When the Kafka producer sends a message into Kafka topic, this message is placed in only one partition of the topic. The magic is how the producer chooses the partition to put message in. Every message might have the Key (it might be null at all). All Producers have their Hash-Function which helps to select a concrete partition to put the message to. So that Hash-Function takes the message Key as an argument to calculate the Result. Then this Result visits the Partition number where the message will be put to.
partitionNumber = messageKey % partitionsCount
The partitions allow writing messages in parallel. If a message is published with a key, then, by default, the producer will hash the given key in order to determine the destination partition. This provides a guarantee that all messages with the same key will be sent to the same partition. In addition, a consumer will have the guarantee of getting messages delivered in order for that partition.
In other side the Consumer does not read the data along. It have to work in Consumer Group (remember group-id in connection properties?). Kafka guarantee every message is delivered every consumer group. Kafka guarantee that every message is delivered to only one consumer in each consumer group.
It is complex scheme how consumers work in their groups — there is one leader and the others interacting by communication protocol having such steps as connecting, leader selecting, partitions distribution and others. All is need to know now — partition distribution uses a Strategy which could be selected on application startup.
RMS service had one producer to write into WALLET-KYC-RESPONSE and one consumer to read from WALLET-KYC-RESPONSE. KYC service was not scaled at that moment — it listened all the partitions and wrote in one of partitions of topic WALLET-KYC-RESPONSE. All RMS consumers (in all instances of RMS) worked into one consumer group. Please take a look at the scheme below.
Our problem became how to make the consumer listen the very partition which the producer will put the message into.
The good solution would be to adjust all producers to put messages right into the topics that was listened to by consumers which was in need of the very data. It became a mess! The other side — such scenario is very expansive to maintain. They must to keep in mind the whole scheme of interactions between four microservices and to tune them all if only one of them needs scaling. If they do not, the data would have might be lost.
The better solution
Our solution takes for about two hours to be implemented. And the maintaining will be inexpensive.

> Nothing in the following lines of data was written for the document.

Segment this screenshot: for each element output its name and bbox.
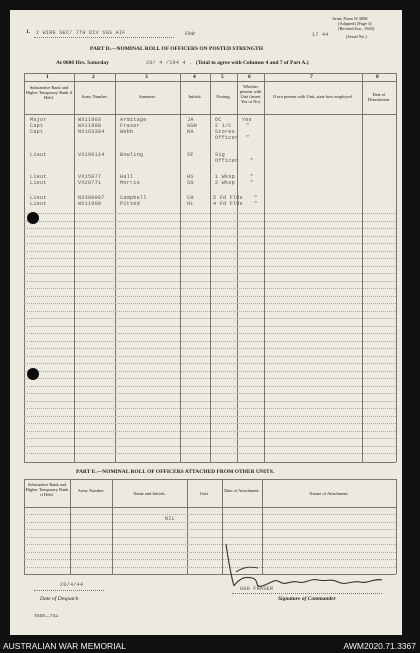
ruled-line xyxy=(24,273,396,274)
initials-cell: SG xyxy=(187,180,194,186)
posting-cell: 1 Wksp xyxy=(215,174,235,180)
surname-cell: Pitted xyxy=(120,201,140,207)
posting-cell: OC xyxy=(215,117,222,123)
ruled-line xyxy=(24,529,396,530)
print-code: T0455—7/42. xyxy=(34,613,59,618)
e-col-header-army-number: Army Number. xyxy=(77,488,105,493)
ruled-line xyxy=(24,393,396,394)
army-number-cell: VX15077 xyxy=(78,174,102,180)
ruled-line xyxy=(24,401,396,402)
present-cell: " xyxy=(250,174,254,180)
surname-cell: Armitage xyxy=(120,117,147,123)
army-form-code: Army Form W.3008 xyxy=(332,16,368,21)
ruled-line xyxy=(24,326,396,327)
initials-cell: GGH xyxy=(187,123,197,129)
ruled-line xyxy=(24,356,396,357)
archive-banner xyxy=(0,640,420,653)
army-number-cell: NX163304 xyxy=(78,129,105,135)
army-number-cell: WX11903 xyxy=(78,117,102,123)
col-num-7: 7 xyxy=(310,74,313,80)
e-col-header-unit: Unit. xyxy=(200,491,209,496)
dispatch-underline xyxy=(34,590,104,591)
ruled-line xyxy=(24,522,396,523)
ruled-line xyxy=(24,288,396,289)
col-num-4: 4 xyxy=(193,74,196,80)
signature-underline xyxy=(232,593,382,594)
unit-underline xyxy=(34,37,174,38)
surname-cell: Webb xyxy=(120,129,134,135)
col-header-detachment: Date of Detachment. xyxy=(367,92,391,102)
present-cell: " xyxy=(254,201,258,207)
army-number-cell: VX20771 xyxy=(78,180,102,186)
ruled-line xyxy=(24,303,396,304)
ruled-line xyxy=(24,446,396,447)
rank-cell: Capt xyxy=(30,123,44,129)
present-cell: " xyxy=(246,123,250,129)
posting-cell: 2 i/c xyxy=(215,123,232,129)
initials-cell: HS xyxy=(187,174,194,180)
e-col-header-name: Name and Initials. xyxy=(133,491,166,496)
ruled-line xyxy=(24,333,396,334)
rank-cell: Major xyxy=(30,117,47,123)
surname-cell: Campbell xyxy=(120,195,147,201)
part-d-subtitle-suffix: (Total to agree with Columns 4 and 7 of Part A.) xyxy=(196,60,309,66)
col-header-employment: If not present with Unit, state how employed. xyxy=(273,94,353,99)
ruled-line xyxy=(24,341,396,342)
archive-name: AUSTRALIAN WAR MEMORIAL xyxy=(3,641,126,651)
roll-date: 20/ 4 /194 4 . xyxy=(146,60,193,66)
ruled-line xyxy=(24,537,396,538)
ruled-line xyxy=(24,266,396,267)
commander-name: GGH FRASER xyxy=(240,586,274,592)
posting-cell: Sig xyxy=(215,152,225,158)
nil-entry: NIL xyxy=(165,516,175,522)
signature-label: Signature of Commander xyxy=(278,596,336,602)
col-num-8: 8 xyxy=(376,74,379,80)
col-num-6: 6 xyxy=(248,74,251,80)
col-num-1: 1 xyxy=(46,74,49,80)
surname-cell: Fraser xyxy=(120,123,140,129)
unit-label: Unit xyxy=(185,31,195,37)
col-header-posting: Posting. xyxy=(216,94,231,99)
ruled-line xyxy=(24,431,396,432)
unit-value: 2 WIRE SEC/ 7TH DIV SGS AIF xyxy=(36,30,126,36)
present-cell: Yes xyxy=(242,117,252,123)
posting-cell: Officer xyxy=(215,158,239,164)
col-header-rank: Substantive Rank and Higher Temporary Rank if Held. xyxy=(25,85,73,100)
ruled-line xyxy=(24,213,396,214)
posting-cell: 2 Wksp xyxy=(215,180,235,186)
ruled-line xyxy=(24,236,396,237)
ruled-line xyxy=(24,296,396,297)
serial-value: 17 44 xyxy=(312,32,329,38)
ruled-line xyxy=(24,348,396,349)
ruled-line xyxy=(24,416,396,417)
col-num-5: 5 xyxy=(221,74,224,80)
ruled-line xyxy=(24,251,396,252)
army-number-cell: WX11900 xyxy=(78,201,102,207)
col-header-initials: Initials. xyxy=(188,94,202,99)
ruled-line xyxy=(24,371,396,372)
present-cell: " xyxy=(246,135,250,141)
ruled-line xyxy=(24,514,396,515)
col-num-3: 3 xyxy=(145,74,148,80)
rank-cell: Lieut xyxy=(30,201,47,207)
unit-prefix: 1. xyxy=(26,29,31,35)
surname-cell: Bowling xyxy=(120,152,144,158)
rank-cell: Lieut xyxy=(30,180,47,186)
ruled-line xyxy=(24,386,396,387)
ruled-line xyxy=(24,281,396,282)
part-d-title: PART D.—NOMINAL ROLL OF OFFICERS ON POSTED STRENGTH xyxy=(90,46,263,52)
rank-cell: Lieut xyxy=(30,152,47,158)
posting-cell: 5 Fd Flds xyxy=(213,195,243,201)
ruled-line xyxy=(24,378,396,379)
e-col-header-nature: Nature of Attachment. xyxy=(309,491,349,496)
ruled-line xyxy=(24,243,396,244)
army-number-cell: WX11908 xyxy=(78,123,102,129)
punch-hole xyxy=(27,212,39,224)
posting-cell: 4 Fd Flds xyxy=(213,201,243,207)
e-col-header-rank: Substantive Rank and Higher Temporary Rank if Held. xyxy=(25,482,69,497)
ruled-line xyxy=(24,318,396,319)
initials-cell: RA xyxy=(187,129,194,135)
part-d-subtitle-prefix: At 0600 Hrs. Saturday xyxy=(56,60,109,66)
rank-cell: Capt xyxy=(30,129,44,135)
serial-label: (Serial No.) xyxy=(346,34,367,39)
col-header-present: Whether present with Unit (insert Yes or No) xyxy=(239,84,262,104)
rank-cell: Lieut xyxy=(30,174,47,180)
form-adapted: (Adapted) (Page 3) xyxy=(338,21,372,26)
posting-cell: Stores xyxy=(215,129,235,135)
ruled-line xyxy=(24,453,396,454)
ruled-line xyxy=(24,408,396,409)
dispatch-label: Date of Despatch xyxy=(40,596,79,602)
form-revised: (Revised Jun., 1943) xyxy=(338,26,375,31)
col-num-2: 2 xyxy=(92,74,95,80)
surname-cell: Hall xyxy=(120,174,134,180)
initials-cell: CH xyxy=(187,195,194,201)
present-cell: " xyxy=(250,158,254,164)
initials-cell: SF xyxy=(187,152,194,158)
form-sheet xyxy=(10,10,402,635)
ruled-line xyxy=(24,423,396,424)
col-header-surname: Surname. xyxy=(139,94,156,99)
initials-cell: HL xyxy=(187,201,194,207)
initials-cell: JA xyxy=(187,117,194,123)
archive-reference: AWM2020.71.3367 xyxy=(343,641,416,651)
ruled-line xyxy=(24,363,396,364)
part-e-title: PART E.—NOMINAL ROLL OF OFFICERS ATTACHED FROM OTHER UNITS. xyxy=(76,469,275,475)
present-cell: " xyxy=(254,195,258,201)
ruled-line xyxy=(24,221,396,222)
col-header-army-number: Army Number. xyxy=(81,94,108,99)
ruled-line xyxy=(24,228,396,229)
posting-cell: Officer xyxy=(215,135,239,141)
punch-hole xyxy=(27,368,39,380)
present-cell: " xyxy=(250,180,254,186)
dispatch-date: 20/4/44 xyxy=(60,582,84,588)
surname-cell: Morris xyxy=(120,180,140,186)
ruled-line xyxy=(24,438,396,439)
rank-cell: Lieut xyxy=(30,195,47,201)
army-number-cell: VX100114 xyxy=(78,152,105,158)
army-number-cell: NX300007 xyxy=(78,195,105,201)
e-col-header-attachment-date: Date of Attachment. xyxy=(224,488,260,493)
ruled-line xyxy=(24,311,396,312)
ruled-line xyxy=(24,258,396,259)
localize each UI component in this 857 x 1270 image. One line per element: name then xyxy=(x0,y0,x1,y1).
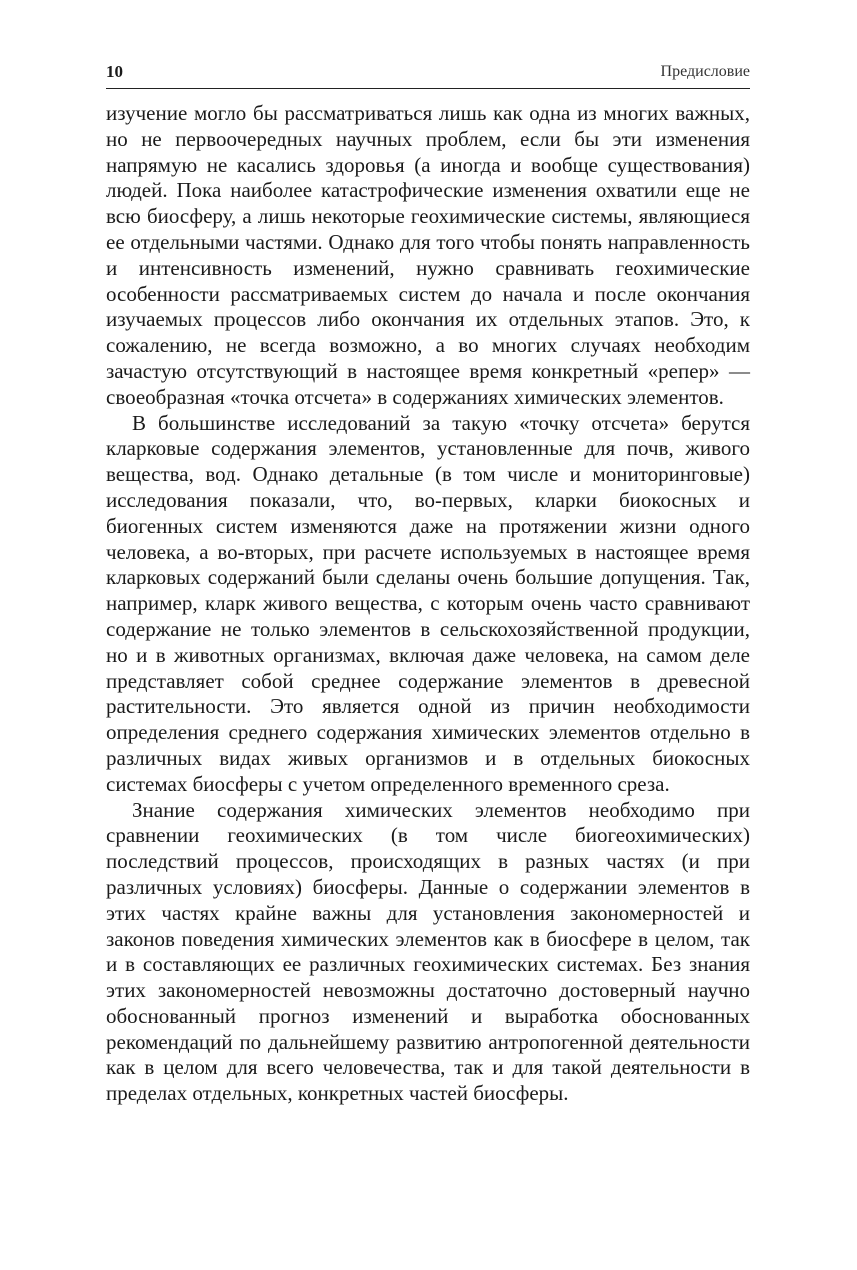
body-text xyxy=(106,101,750,1107)
page-header xyxy=(106,58,750,89)
paragraph: В большинстве исследований за такую «точку отсчета» берутся кларковые содержания элементов, установленные для почв, живого вещества, вод. Однако детальные (в том числе и мониторинговые) исследования показали, что, во-первых, кларки биокосных и биогенных систем изменяются даже на протяжении жизни одного человека, а во-вторых, при расчете используемых в настоящее время кларковых содержаний были сделаны очень большие допущения. Так, например, кларк живого вещества, с которым очень часто сравнивают содержание не только элементов в сельскохозяйственной продукции, но и в животных организмах, включая даже человека, на самом деле представляет собой среднее содержание элементов в древесной растительности. Это является одной из причин необходимости определения среднего содержания химических элементов отдельно в различных видах живых организмов и в отдельных биокосных системах биосферы с учетом определенного временного среза. xyxy=(106,410,750,796)
running-title: Предисловие xyxy=(660,63,750,80)
paragraph: Знание содержания химических элементов необходимо при сравнении геохимических (в том числе биогеохимических) последствий процессов, происходящих в разных частях (и при различных условиях) биосферы. Данные о содержании элементов в этих частях крайне важны для установления закономерностей и законов поведения химических элементов как в биосфере в целом, так и в составляющих ее различных геохимических системах. Без знания этих закономерностей невозможны достаточно достоверный научно обоснованный прогноз изменений и выработка обоснованных рекомендаций по дальнейшему развитию антропогенной деятельности как в целом для всего человечества, так и для такой деятельности в пределах отдельных, конкретных частей биосферы. xyxy=(106,797,750,1106)
paragraph-continued: изучение могло бы рассматриваться лишь как одна из многих важных, но не первоочередных научных проблем, если бы эти изменения напрямую не касались здоровья (а иногда и вообще существования) людей. Пока наиболее катастрофические изменения охватили еще не всю биосферу, а лишь некоторые геохимические системы, являющиеся ее отдельными частями. Однако для того чтобы понять направленность и интенсивность изменений, нужно сравнивать геохимические особенности рассматриваемых систем до начала и после окончания изучаемых процессов либо окончания их отдельных этапов. Это, к сожалению, не всегда возможно, а во многих случаях необходим зачастую отсутствующий в настоящее время конкретный «репер» — своеобразная «точка отсчета» в содержаниях химических элементов. xyxy=(106,101,750,409)
page-number: 10 xyxy=(106,62,123,81)
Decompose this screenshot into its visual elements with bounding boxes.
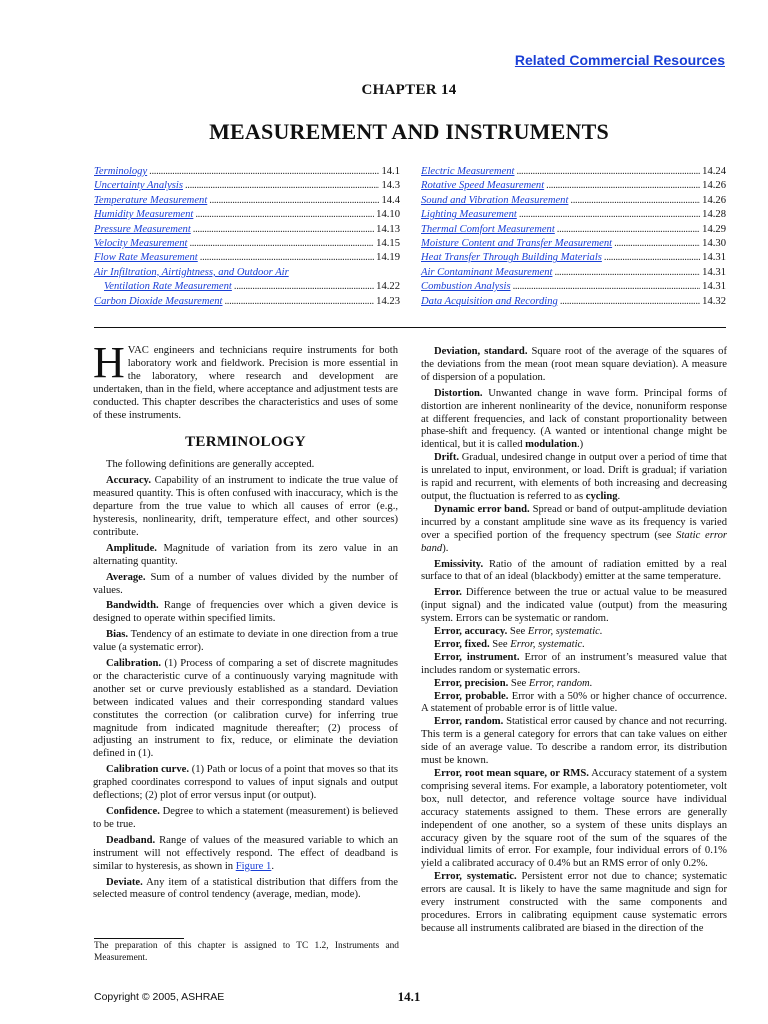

We use Kafka polices to administer all Kafka connections — Kafka users and Consumer groups both.
So we added into the Kafka polices a rule to allow consumer group described with a mask in group-id. It allows us to set up consumer group in RMS service into runtime right after it starts.
We literally have written:
String groupId = "rms-" + UUID.random().toString();
It allows not to have a headache while scaling RMS service. All RMS instances receives all Responses. It does not matter whether the instance has sent Request right before and is awaiting the Response or not.
Therefore, whereas Responses are gathered by every running instance of RMS service, not all of they could be paired with according Request. And it is normal for us, because it is a good scenario! We have the Aggregator to pair Request with Reply. And if any of them becomes not paired it failed with timeout, writing a log message. Much better — we get guarantee that every Request with master-data will be paired with Response and the process will not be interrupted.
- The design of asynchronous interaction should take into account not only aspects of the interaction itself, but also the stages of architecture expansion.
- Synchronous interaction would be cheaper to support the solution we found.
- When implementing Request-Reply on Kafka, it is important that the retention periods of messages in the topic in the Kafka broker are set to values greater than the time of a possible restart of applications — this will reduce the risk of data loss during restarts.